Top Federal Reserve officials on Monday emphasized that the labor market is far from being fully healed, underlining that the central bank will need to see significantly more progress before it feels ready to raise interest rates.
“We still have a long way to go before we reach the Federal Reserve’s maximum employment target,” John C. Williams, the president of the Federal Reserve Bank of New York, said in a speech Monday afternoon.
Leading Fed officials — including Fed chairman Mr Williams, Lael Brainard and Jerome H. Powell — have issued similar assessments of the outlook in recent days and weeks. They have pointed out that the economy is recovering quickly, bringing back jobs and normal business activities, and that existing supply chain disruptions and recruitment difficulties will not last forever.
But they say the recovery is incomplete and it’s worth being modest about the path ahead, especially as the Delta variant shows the coronavirus could disrupt progress.

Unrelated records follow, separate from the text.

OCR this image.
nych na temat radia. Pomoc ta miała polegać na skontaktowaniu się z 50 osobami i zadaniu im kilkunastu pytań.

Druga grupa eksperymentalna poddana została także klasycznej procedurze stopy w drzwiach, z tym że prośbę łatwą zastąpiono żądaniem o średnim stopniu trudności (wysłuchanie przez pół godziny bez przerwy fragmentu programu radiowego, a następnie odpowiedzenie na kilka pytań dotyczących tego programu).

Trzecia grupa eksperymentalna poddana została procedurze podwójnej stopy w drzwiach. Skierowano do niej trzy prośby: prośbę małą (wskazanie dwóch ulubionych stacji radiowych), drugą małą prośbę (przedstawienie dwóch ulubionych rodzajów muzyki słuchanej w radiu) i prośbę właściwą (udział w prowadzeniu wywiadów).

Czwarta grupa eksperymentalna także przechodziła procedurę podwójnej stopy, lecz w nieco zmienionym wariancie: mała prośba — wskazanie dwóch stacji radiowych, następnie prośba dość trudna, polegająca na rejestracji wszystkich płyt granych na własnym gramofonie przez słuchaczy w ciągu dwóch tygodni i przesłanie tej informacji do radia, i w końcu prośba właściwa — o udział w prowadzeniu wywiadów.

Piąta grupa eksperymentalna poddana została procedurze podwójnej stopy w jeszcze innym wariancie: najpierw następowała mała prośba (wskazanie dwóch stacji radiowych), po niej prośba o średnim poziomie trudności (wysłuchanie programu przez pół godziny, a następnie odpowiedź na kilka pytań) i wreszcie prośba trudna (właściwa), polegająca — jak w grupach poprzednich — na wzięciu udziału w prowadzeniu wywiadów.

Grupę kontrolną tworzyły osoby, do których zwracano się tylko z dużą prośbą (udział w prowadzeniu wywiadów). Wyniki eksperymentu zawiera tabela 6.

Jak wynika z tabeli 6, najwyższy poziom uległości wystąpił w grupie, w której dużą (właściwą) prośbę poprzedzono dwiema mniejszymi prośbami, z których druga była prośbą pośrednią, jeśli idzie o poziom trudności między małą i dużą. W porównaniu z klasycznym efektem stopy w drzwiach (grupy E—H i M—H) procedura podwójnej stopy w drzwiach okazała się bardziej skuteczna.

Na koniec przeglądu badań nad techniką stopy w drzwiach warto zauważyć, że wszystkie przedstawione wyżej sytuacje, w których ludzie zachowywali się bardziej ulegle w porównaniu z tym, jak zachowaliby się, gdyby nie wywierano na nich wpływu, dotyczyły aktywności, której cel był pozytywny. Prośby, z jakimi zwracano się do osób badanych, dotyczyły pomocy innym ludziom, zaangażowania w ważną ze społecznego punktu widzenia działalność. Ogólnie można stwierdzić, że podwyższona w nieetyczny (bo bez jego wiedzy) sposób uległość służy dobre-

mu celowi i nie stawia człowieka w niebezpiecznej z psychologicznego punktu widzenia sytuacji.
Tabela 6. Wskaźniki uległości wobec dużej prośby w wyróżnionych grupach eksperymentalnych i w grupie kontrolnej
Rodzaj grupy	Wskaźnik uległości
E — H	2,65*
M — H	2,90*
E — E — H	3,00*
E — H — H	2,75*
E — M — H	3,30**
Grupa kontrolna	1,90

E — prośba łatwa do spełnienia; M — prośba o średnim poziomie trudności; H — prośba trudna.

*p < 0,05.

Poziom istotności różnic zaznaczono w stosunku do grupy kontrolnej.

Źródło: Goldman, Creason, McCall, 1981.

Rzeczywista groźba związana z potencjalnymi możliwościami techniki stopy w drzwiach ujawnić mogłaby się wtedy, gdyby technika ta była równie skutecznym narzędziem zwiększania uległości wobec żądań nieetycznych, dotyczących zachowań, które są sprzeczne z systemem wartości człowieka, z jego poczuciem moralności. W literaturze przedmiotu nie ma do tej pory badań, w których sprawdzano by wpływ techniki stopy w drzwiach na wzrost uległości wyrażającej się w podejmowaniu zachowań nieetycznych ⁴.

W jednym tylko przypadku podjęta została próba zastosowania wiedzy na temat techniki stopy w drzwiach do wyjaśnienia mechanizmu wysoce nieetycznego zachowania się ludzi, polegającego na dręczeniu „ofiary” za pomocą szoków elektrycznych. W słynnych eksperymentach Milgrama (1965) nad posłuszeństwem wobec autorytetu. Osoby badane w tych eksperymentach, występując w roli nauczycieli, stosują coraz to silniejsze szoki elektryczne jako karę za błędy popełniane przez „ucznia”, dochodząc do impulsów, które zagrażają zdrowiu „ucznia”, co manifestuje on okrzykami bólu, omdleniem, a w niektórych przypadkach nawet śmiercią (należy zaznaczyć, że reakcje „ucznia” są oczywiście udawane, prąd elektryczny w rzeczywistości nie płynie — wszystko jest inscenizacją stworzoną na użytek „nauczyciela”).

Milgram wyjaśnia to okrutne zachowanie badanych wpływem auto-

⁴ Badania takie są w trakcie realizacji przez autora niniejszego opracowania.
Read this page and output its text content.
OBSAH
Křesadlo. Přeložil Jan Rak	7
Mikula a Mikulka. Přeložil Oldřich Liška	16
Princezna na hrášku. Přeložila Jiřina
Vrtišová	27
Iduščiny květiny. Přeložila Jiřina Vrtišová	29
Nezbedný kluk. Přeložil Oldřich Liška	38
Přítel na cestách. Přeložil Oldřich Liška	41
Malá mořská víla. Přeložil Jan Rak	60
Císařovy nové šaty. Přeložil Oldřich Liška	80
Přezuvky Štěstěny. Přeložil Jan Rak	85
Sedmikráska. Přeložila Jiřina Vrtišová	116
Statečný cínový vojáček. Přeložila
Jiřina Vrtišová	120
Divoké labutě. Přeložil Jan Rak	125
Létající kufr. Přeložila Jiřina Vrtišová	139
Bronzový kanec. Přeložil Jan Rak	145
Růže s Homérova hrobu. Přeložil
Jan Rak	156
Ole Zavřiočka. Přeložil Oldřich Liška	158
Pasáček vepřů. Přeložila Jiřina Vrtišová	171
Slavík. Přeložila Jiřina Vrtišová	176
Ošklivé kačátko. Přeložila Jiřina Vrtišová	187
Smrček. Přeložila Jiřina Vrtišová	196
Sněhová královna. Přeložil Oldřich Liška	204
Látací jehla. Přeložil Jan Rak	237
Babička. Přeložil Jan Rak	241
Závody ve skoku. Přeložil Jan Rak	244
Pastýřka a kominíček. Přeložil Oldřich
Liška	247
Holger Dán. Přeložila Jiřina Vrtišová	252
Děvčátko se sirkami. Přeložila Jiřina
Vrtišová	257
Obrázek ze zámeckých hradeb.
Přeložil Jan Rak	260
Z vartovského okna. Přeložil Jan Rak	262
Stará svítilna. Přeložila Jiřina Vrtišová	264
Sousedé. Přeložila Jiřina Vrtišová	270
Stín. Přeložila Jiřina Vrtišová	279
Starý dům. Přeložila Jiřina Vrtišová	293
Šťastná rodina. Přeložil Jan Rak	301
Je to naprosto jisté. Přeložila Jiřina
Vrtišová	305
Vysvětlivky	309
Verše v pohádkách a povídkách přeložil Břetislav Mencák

“Delta emphasizes the importance of paying attention to economic results and not getting too attached to prospects that could be tarnished by evolving virus conditions,” said Ms Brainard, a Fed governor, in her prepared remarks on Monday.
Those comments came on the heels of the Fed’s September meeting, when the central bank’s policy-making committee made it clear that officials could begin phasing out their sizable asset purchase program as early as November. They have bought $120 billion in government and government-backed securities each month.
Monday’s speeches emphasized that as officials prepare to take that first step away from full-fledged economic support, they are trying to separate the decision from the Fed’s path for its key policy rate, which has been set to zero.
Central bankers have said they want the economy to return to full employment and inflation to be on track to average 2 percent over time before interest rates bounce off their lows.
That makes the debate about the potential of the labor market a crucial part of the Fed’s policy discussion.
Some regional Fed presidents, including James Bullard of the Federal Reserve Bank of St. Louis and Robert S. Kaplan of the Federal Reserve Bank of Dallas, have suggested that the job market may be tighter than it appears, citing data including vacancies and retirement.
But mr. Williams said Monday that there is still a lot of room for improvement in the job market. While the unemployment rate has fallen from pandemic highs, he said the Fed is looking at more than just that number, tracking only people who are actively looking for work. The Fed also wants the employment rate to bounce back. He pointed out that a high number of vacancies is not a clear signal that the job market has healed.
“Even when vacancies are at record highs, vacancies are not jobs,” said Mr Williams. “These vacancies are not filled immediately.”
While Mr Williams said he had been monitoring the impact of the reopening of schools on the job market, he said he didn’t think it would cause a huge surge in people returning to work this month or in October. .
“It may take a little longer for the labor supply to fully recover,” he said.
Ms Brainard rejected the idea that employment rates – the proportion of adults who are working or looking for a job – may not return to pre-pandemic levels.
“The claim that the employment rate has fallen permanently as a result of a recession is not new,” she says. A similar debate took place after the 2008 financial crisis and employment eventually recovered, especially for people in their prime.
Ms. Brainard warned that Delta was slowing down progress in the job market. Last week, there were more than 2,000 virus-related school closures in nearly 470 school districts, she said, and “the possibility of further unpredictable disruptions could cause some parents to postpone their plans to return to the workforce.”